Adakalanya, sesuatu yang menjadi trend semakin membuatnya jauh dari makna saat hal itu masih langka. Berikut beberapa contoh yang bisa mewakilinya.

Dulu.

Umroh merupakan aktivitas yang hanya dilakukan saat seseorang pergi haji, mengingat begitu berat dan sulithya untuk sampai ke tanah suci. Perjalanan berbulan-bulan dengan kapal laut yang tentunya menggunakan biaya yang tidak sedikit. Pelakunya juga dianggap memiliki kelebihan harta dan ilmu agama, sehingga gelar haji sangat dihormati di masyarakat.

Kini?

Siapapunn yang punya dana dan muslim, bisa saja berulang-ulang pergi umroh, hanya butuh beberapa jam untuk sampai ke sana, dan 9 hari sudah cukup melakukan ibadah umroh dari sini. Bagi yang punya uang, sedikit rasa galau sudah bisa membuatnya pergi umroh. Alhamdulillah, umroh jadi pilihan bergengsi untuk jalan-jalan ke luar negeri. Sering juga dijadikan hadiah untuk sebuah prestasi, tanpa harus mensyaratkan  kualitas ibadahnya. Orang-orang yang sering meninggalkan sholatpun, tanpa segan pergi umroh jika ada kesempatan.

Dulu, di tahun 80an, jilbab bisa dianggap sebagai lambang perjuangan, mengingat kelangkaan penggunanya dan perjuangan pelakunya. Pengguna jilbab dinilai sebagai orang yang imannya kuat, sampai-sampai dianggap haram melakukan kesalahan.
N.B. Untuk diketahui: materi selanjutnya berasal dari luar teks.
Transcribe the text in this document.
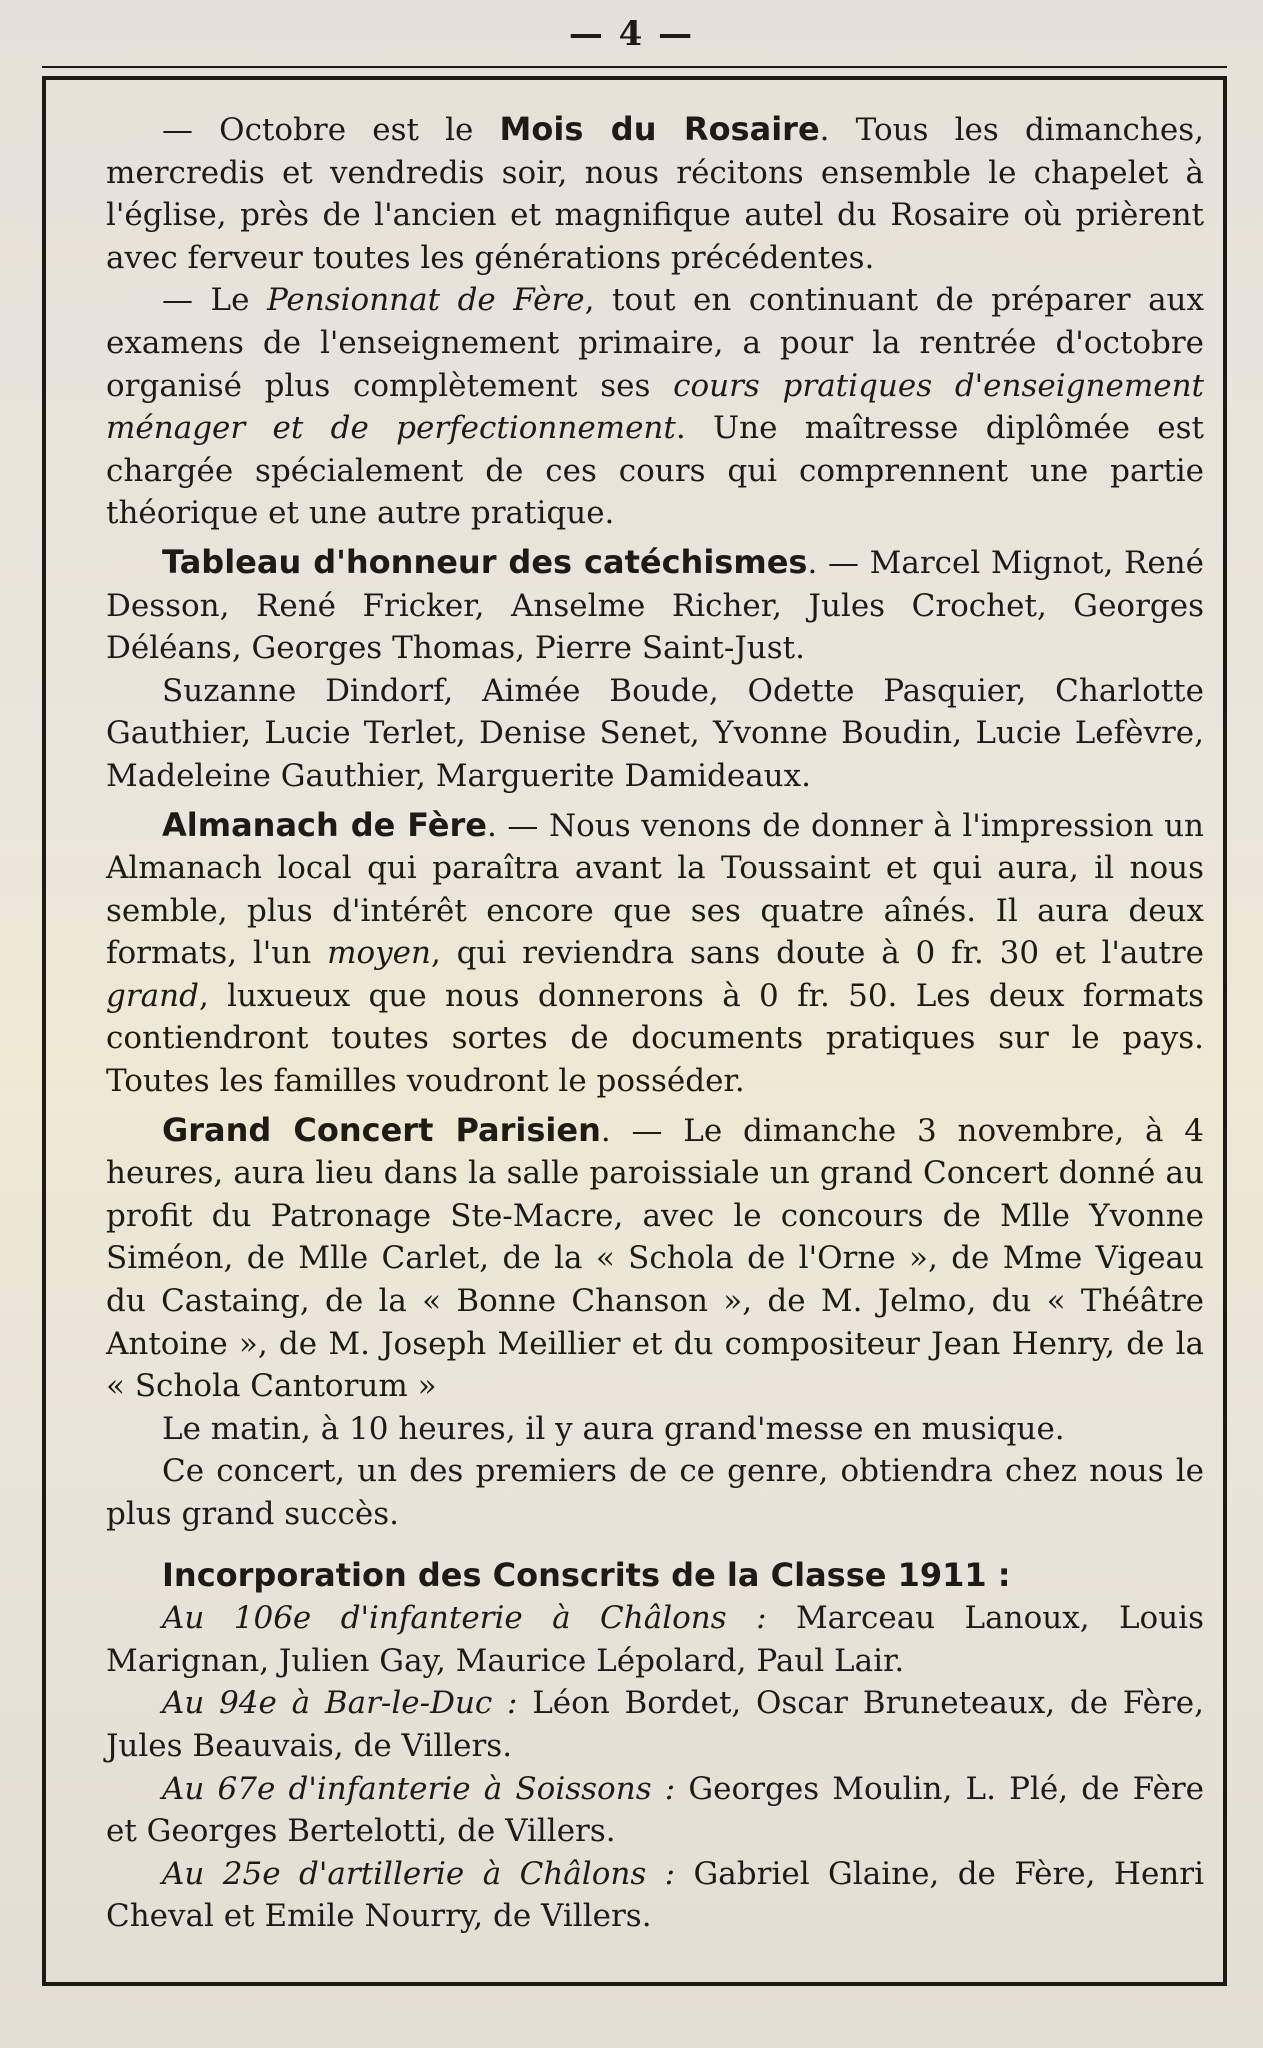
— 4 —

— Octobre est le Mois du Rosaire. Tous les dimanches, mercredis et vendredis soir, nous récitons ensemble le chapelet à l'église, près de l'ancien et magnifique autel du Rosaire où prièrent avec ferveur toutes les générations précédentes.

— Le Pensionnat de Fère, tout en continuant de préparer aux examens de l'enseignement primaire, a pour la rentrée d'octobre organisé plus complètement ses cours pratiques d'enseignement ménager et de perfectionnement. Une maîtresse diplômée est chargée spécialement de ces cours qui comprennent une partie théorique et une autre pratique.

Tableau d'honneur des catéchismes. — Marcel Mignot, René Desson, René Fricker, Anselme Richer, Jules Crochet, Georges Déléans, Georges Thomas, Pierre Saint-Just.

Suzanne Dindorf, Aimée Boude, Odette Pasquier, Charlotte Gauthier, Lucie Terlet, Denise Senet, Yvonne Boudin, Lucie Lefèvre, Madeleine Gauthier, Marguerite Damideaux.

Almanach de Fère. — Nous venons de donner à l'impression un Almanach local qui paraîtra avant la Toussaint et qui aura, il nous semble, plus d'intérêt encore que ses quatre aînés. Il aura deux formats, l'un moyen, qui reviendra sans doute à 0 fr. 30 et l'autre grand, luxueux que nous donnerons à 0 fr. 50. Les deux formats contiendront toutes sortes de documents pratiques sur le pays. Toutes les familles voudront le posséder.

Grand Concert Parisien. — Le dimanche 3 novembre, à 4 heures, aura lieu dans la salle paroissiale un grand Concert donné au profit du Patronage Ste-Macre, avec le concours de Mlle Yvonne Siméon, de Mlle Carlet, de la « Schola de l'Orne », de Mme Vigeau du Castaing, de la « Bonne Chanson », de M. Jelmo, du « Théâtre Antoine », de M. Joseph Meillier et du compositeur Jean Henry, de la « Schola Cantorum »

Le matin, à 10 heures, il y aura grand'messe en musique.

Ce concert, un des premiers de ce genre, obtiendra chez nous le plus grand succès.

Incorporation des Conscrits de la Classe 1911 :

Au 106e d'infanterie à Châlons : Marceau Lanoux, Louis Marignan, Julien Gay, Maurice Lépolard, Paul Lair.

Au 94e à Bar-le-Duc : Léon Bordet, Oscar Bruneteaux, de Fère, Jules Beauvais, de Villers.

Au 67e d'infanterie à Soissons : Georges Moulin, L. Plé, de Fère et Georges Bertelotti, de Villers.

Au 25e d'artillerie à Châlons : Gabriel Glaine, de Fère, Henri Cheval et Emile Nourry, de Villers.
Bahkan ada yang menganggap bahwa pengguna jilbab disumpah untuk tidak pernah menanggalknnya, karena pada umumnya memang mereka selalu nampak berjilbab.

Kini?

Siapapun bisa berjilbab! Pagi berpakaian menutup sekujur tubuh, bahkan terkesan kelebihan bahan, sore harinya belanja ke warung hanya menggunakan daster selutut. Ada lagi yang menutup seluruh badan, tapi lekuk tubuh semakin menantang. Di sepanjang jalan, tidak lagi heran jika bertemu gadis berjilbab berpluk erat diboncengan motor seorang laki-laki, bahkan lebih dari itu.

Dulu, mengundang buka bersama dengan niat berbagi dan ingin mendapatkan keutamaan mendapatkan balasan sebagaimana pahala orang berpuasa yang diberinya hidangan berbuka.

Kini?

Jawab sendiri ahhhh!

Sekedar perenungan di akhir Ramadhan tahun ini.